Play it broad - In-person conversation includes body language and subtle intonations your microphone can’t capture. You need to make up for this with an exaggerated performance. You have to be larger-than-life when you record in order for the finished product to sound merely life-sized. But don’t take it too far. Chewing the scenery and lighting fire to the drapes will make you sound like Jerry Lewis. Back off until you’re just below a William Shatner.
Simulate thought - Unscripted storytellers have rhythms influenced by indecision. They pause to formulate sentences. They stammer when groping for words. They feign surprise badly, and so on. Hesitations, stumbles and sprung rhythms make storytelling sound realistic. What’s not there is almost as important as what is. Leave holes of thought in appropriate places.
Speed follows action – If the action in the story speeds up, so should you. Don’t read a fight scene at your normal gait. Imagine you’re on the radio describing a live event like a prize fight or ball game. Announcers must keep up with the action or it passes them by. Listeners expect a blow-by-blow to be more chaotic. Speed adds tension. If they’re with you, increasing the speed will excite them. But like all this reading advice, don’t overdo it, you’re not narrating The Adventures of Rocky and Bullwinkle.
Don’t fake it – Look up the pronunciation and definition of words you don’t know. Learn a little about the author of your piece, and the time in which she/he/it lived. Understand the general use and purpose of tools employed by characters whether that be cotton-gin or warp drive. Appreciate context. Consider the symbolism, the formula, and the goals of the piece. In other words, do your homework. To sound authentic be authentic.

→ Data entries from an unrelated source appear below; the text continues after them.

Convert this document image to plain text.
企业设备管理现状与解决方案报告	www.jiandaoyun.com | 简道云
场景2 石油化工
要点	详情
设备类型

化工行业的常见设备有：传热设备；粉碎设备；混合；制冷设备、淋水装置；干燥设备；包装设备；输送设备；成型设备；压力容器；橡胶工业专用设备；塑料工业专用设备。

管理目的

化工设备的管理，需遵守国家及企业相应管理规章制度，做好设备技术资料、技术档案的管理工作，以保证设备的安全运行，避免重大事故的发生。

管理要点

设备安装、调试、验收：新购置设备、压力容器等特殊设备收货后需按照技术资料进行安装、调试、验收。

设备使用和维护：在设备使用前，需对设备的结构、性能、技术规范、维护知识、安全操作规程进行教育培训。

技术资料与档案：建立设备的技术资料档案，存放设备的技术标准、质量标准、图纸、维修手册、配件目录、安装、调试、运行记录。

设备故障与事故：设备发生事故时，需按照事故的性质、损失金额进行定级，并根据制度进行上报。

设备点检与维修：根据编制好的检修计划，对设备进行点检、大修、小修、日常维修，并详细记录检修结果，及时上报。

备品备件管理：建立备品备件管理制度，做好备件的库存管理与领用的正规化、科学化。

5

You are what you is – Maybe you have an accent, maybe you say po-tate-oh and I say po-tot-oh. Maybe your “TH” sounds lisp a little, or maybe the tenor of your voice sounds thin to you. Do not assume these things are handicaps. If your storytelling is interesting enough none of that stuff will matter. Use what you have to your advantage. Don’t try to hide anything.

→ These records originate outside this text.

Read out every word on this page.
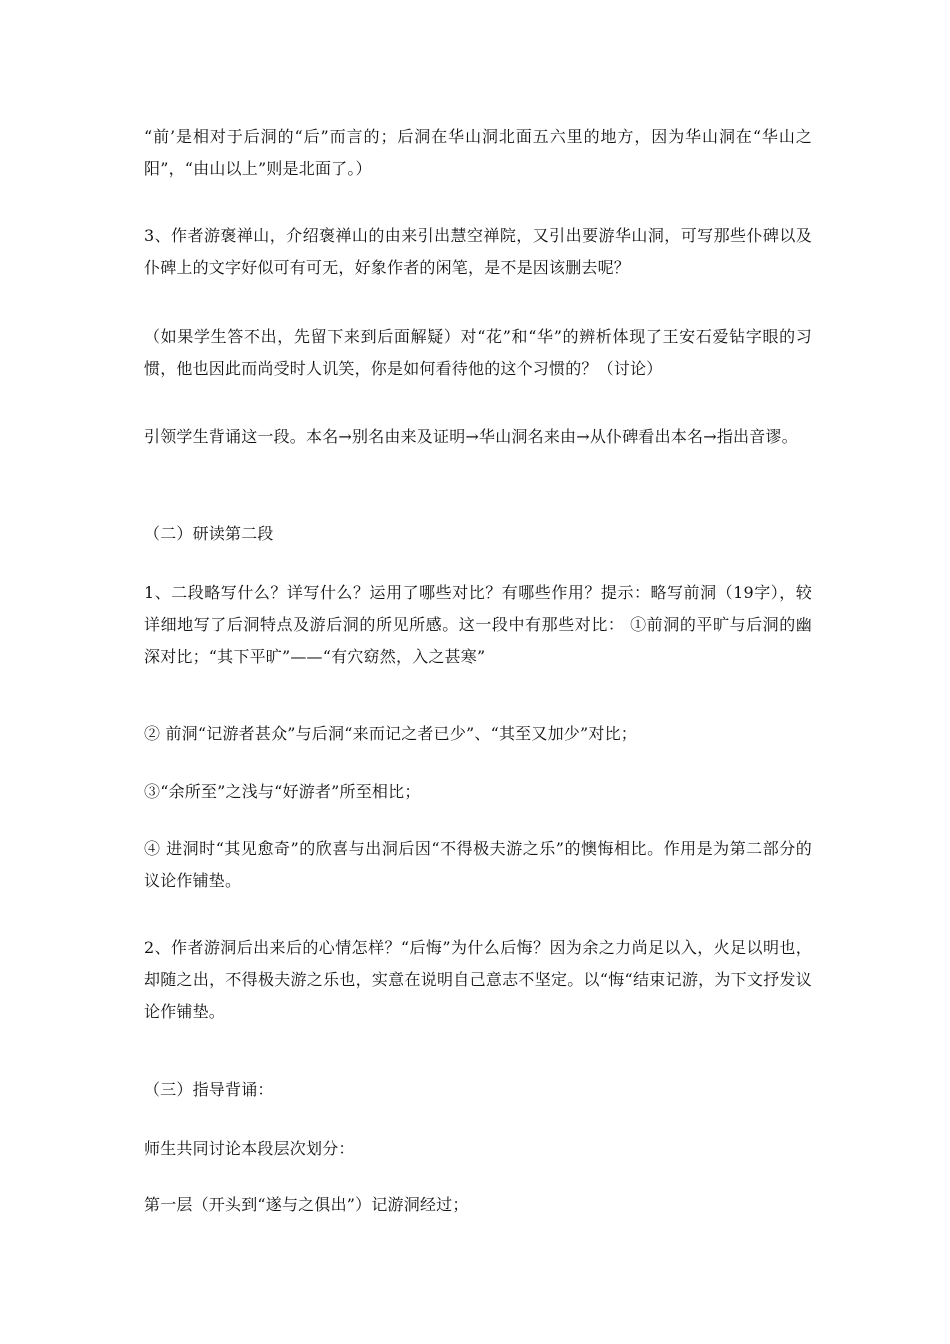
“前’是相对于后洞的“后”而言的；后洞在华山洞北面五六里的地方，因为华山洞在“华山之阳”，“由山以上”则是北面了。）

3、作者游褒禅山，介绍褒禅山的由来引出慧空禅院，又引出要游华山洞，可写那些仆碑以及仆碑上的文字好似可有可无，好象作者的闲笔，是不是因该删去呢？

（如果学生答不出，先留下来到后面解疑）对“花”和“华”的辨析体现了王安石爱钻字眼的习惯，他也因此而尚受时人讥笑，你是如何看待他的这个习惯的？（讨论）

引领学生背诵这一段。本名→别名由来及证明→华山洞名来由→从仆碑看出本名→指出音谬。

（二）研读第二段

1、二段略写什么？详写什么？运用了哪些对比？有哪些作用？提示：略写前洞（19字），较详细地写了后洞特点及游后洞的所见所感。这一段中有那些对比： ①前洞的平旷与后洞的幽深对比；“其下平旷”——“有穴窈然，入之甚寒”

② 前洞“记游者甚众”与后洞“来而记之者已少”、“其至又加少”对比；

③“余所至”之浅与“好游者”所至相比；

④ 进洞时“其见愈奇”的欣喜与出洞后因“不得极夫游之乐”的懊悔相比。作用是为第二部分的议论作铺垫。

2、作者游洞后出来后的心情怎样？“后悔”为什么后悔？因为余之力尚足以入，火足以明也，却随之出，不得极夫游之乐也，实意在说明自己意志不坚定。以“悔“结束记游，为下文抒发议论作铺垫。

（三）指导背诵：

师生共同讨论本段层次划分：

第一层（开头到“遂与之俱出”）记游洞经过；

Have fun – Relax. If you’re not having fun when you read listeners will hear it in your delivery. Besides, what are you doing this for anyway?
You record a story, play it back, and decide it could be better. The previous sentence is true of all readers regardless of skill. There will always be room for improvement in your recordings no matter how many takes you do. You should strive for perfection but realize it can never be achieved. Learn when to let go.
This could be construed as permission to post sub-standard recordings. It is not.
It assumes a LibriVoxer willing to slog through this guide leans towards, shall we say, Type A behavior. Just make sure your level of professionalism ranks below your conception of perfection. Recordings that meet your level of professionalism should be posted, even though they’re not perfect. No one will point and laugh, and if they do… @*#% them!
Epilogue - Denial of Omniscience
The subjects mentioned here are presented in a way that simplifies some very complex concepts. There is an assumption the average reader of this guide doesn’t have a particular interest in acoustics or recording techniques beyond the desire to make good recordings for LibriVox. To make this guide easily digestible to those people some subjects have been abridged. In other words, corners have been cut, surfaces have been skimmed, and issues have been pared down, dodged, fudged, or entirely ignored.